Les filières STIM (sciences, technologie, ingénierie, mathématiques) attirent particulièrement les candidats africains. En 2022, selon l’UNESCO, 452 000 étudiants africains poursuivaient leurs études à l’étranger, en hausse de 21 % en dix ans. Pour le compte de l’année universitaire 2022/2023, 45 162 étudiants marocains étaient inscrits dans des établissements d’enseignement supérieur en France, représentant 11 % de la totalité des étudiants internationaux, d’après un rapport publié par Campus France.  

Un départ rarement temporaire 

Si certains États exigent un retour post-études pour les boursiers, la réalité est plus contrastée. Selon l’Organisation internationale de la migration (OIM), deux tiers des étudiants africains restent dans les pays d’accueil après une formation, faute de perspectives dans leurs pays d’origine.

Cette fuite des cerveaux a un coût. Les statistiques estiment qu’un étudiant formé à l’étranger coûte entre 30 000 et 50 000 dollars, souvent financés par des familles ou des fonds publics. Des ressources qui profitent in fine aux pays d’accueil.

Pourtant, dans des secteurs critiques comme la santé ou l’ingénierie, l’Afrique accuse une pénurie chronique. En 2022, une étude de l’OMS révélait que le continent comptait en moyenne 1,55 professionnel de santé pour 1000 habitants.  

Quelles stratégies pour retenir les talents ?  

Certains pays africains amorcent des réponses. Par exemple, le Rwanda investit dans le numérique éducatif et des partenariats internationaux Carnegie Mellon Africa. L’Égypte crée des hubs universitaires avec des diplômes conjoints. L’Union africaine soutient les universités panafricaines comme PAULESI sciences et innovation ou PAUWES énergie et eau, dans le but de limiter la dépendance extérieure.
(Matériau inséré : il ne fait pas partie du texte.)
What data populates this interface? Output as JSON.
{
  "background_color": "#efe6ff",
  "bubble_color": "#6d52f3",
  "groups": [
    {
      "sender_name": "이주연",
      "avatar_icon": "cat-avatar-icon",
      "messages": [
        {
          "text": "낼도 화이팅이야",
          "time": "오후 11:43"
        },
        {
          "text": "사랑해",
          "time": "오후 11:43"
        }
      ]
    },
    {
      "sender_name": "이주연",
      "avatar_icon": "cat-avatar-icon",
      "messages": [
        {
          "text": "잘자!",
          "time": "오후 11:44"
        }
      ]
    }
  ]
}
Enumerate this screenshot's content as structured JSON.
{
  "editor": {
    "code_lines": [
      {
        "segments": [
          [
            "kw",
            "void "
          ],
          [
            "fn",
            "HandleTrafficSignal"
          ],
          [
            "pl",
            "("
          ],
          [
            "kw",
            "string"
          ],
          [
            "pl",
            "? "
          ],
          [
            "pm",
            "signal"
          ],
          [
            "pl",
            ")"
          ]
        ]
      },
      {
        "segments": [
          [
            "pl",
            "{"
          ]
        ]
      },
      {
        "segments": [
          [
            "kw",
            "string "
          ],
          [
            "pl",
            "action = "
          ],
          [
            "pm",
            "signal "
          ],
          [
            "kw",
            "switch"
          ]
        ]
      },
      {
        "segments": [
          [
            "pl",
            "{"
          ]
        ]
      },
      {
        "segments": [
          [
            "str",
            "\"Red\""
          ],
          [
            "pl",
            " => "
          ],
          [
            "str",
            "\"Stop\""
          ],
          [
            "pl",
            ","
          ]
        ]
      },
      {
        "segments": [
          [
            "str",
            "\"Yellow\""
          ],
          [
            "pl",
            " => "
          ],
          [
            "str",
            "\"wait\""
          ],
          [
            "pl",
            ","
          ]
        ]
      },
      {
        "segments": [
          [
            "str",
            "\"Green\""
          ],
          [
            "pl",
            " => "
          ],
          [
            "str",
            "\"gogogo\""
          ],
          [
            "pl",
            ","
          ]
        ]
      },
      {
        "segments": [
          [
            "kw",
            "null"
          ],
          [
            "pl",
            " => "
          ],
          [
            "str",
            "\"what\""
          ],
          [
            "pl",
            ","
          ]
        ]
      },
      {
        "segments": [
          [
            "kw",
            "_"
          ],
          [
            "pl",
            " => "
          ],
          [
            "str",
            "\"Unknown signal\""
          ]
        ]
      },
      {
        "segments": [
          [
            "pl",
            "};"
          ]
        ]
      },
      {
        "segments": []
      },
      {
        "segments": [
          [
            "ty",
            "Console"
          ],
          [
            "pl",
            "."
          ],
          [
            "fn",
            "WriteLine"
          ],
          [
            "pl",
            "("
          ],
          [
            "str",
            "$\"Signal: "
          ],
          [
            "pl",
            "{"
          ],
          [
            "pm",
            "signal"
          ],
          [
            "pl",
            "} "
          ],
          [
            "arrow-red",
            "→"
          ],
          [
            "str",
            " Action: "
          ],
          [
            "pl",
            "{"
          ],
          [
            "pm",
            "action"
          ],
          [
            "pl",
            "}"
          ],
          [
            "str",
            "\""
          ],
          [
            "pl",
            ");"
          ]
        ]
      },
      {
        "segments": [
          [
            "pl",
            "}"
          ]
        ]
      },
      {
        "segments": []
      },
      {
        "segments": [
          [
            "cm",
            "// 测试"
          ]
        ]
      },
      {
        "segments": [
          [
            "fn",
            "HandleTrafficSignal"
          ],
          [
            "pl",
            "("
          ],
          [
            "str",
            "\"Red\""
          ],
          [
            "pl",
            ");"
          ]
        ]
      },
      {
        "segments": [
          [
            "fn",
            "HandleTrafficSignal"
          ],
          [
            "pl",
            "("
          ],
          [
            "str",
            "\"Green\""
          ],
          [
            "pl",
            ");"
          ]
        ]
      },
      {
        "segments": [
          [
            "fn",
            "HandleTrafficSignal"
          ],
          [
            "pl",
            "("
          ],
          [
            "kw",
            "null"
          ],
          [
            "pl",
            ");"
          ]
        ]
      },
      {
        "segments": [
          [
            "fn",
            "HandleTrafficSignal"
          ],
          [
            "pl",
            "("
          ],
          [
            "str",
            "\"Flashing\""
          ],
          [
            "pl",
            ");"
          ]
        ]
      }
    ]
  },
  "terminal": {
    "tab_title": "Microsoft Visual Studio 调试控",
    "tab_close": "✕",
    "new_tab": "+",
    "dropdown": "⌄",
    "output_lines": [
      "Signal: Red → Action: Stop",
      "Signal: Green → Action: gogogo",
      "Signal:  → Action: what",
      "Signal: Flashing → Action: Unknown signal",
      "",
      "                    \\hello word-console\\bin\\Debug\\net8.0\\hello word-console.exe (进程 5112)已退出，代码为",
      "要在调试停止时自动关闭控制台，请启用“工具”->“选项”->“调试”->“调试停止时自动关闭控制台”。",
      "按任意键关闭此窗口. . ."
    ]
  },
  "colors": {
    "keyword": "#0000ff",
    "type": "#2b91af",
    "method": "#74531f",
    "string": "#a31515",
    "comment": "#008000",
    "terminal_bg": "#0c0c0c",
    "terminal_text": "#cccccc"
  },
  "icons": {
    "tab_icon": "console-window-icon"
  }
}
Par ailleurs, des dispositifs d’incitation au retour, de type bourses ou fiscalité avantageuse, ainsi que le développement de doubles diplômes, émergent peu à peu à travers le continent. Mais les résultats restent encore limités.

L’exode universitaire des étudiants africains révèle les insuffisances du système éducatif du continent. Si les États ne parviennent pas à créer un environnement attractif, l’Afrique continuera de former à crédit des compétences pour d’autres marchés.

Pour inverser la tendance, il faudra une vision politique à long terme, un financement stable et une meilleure articulation entre formation et besoins économiques. Si elle est associée, la diaspora pourrait aussi jouer un rôle structurant, à condition d’être mobilisée par des mécanismes collaboratifs et ciblés.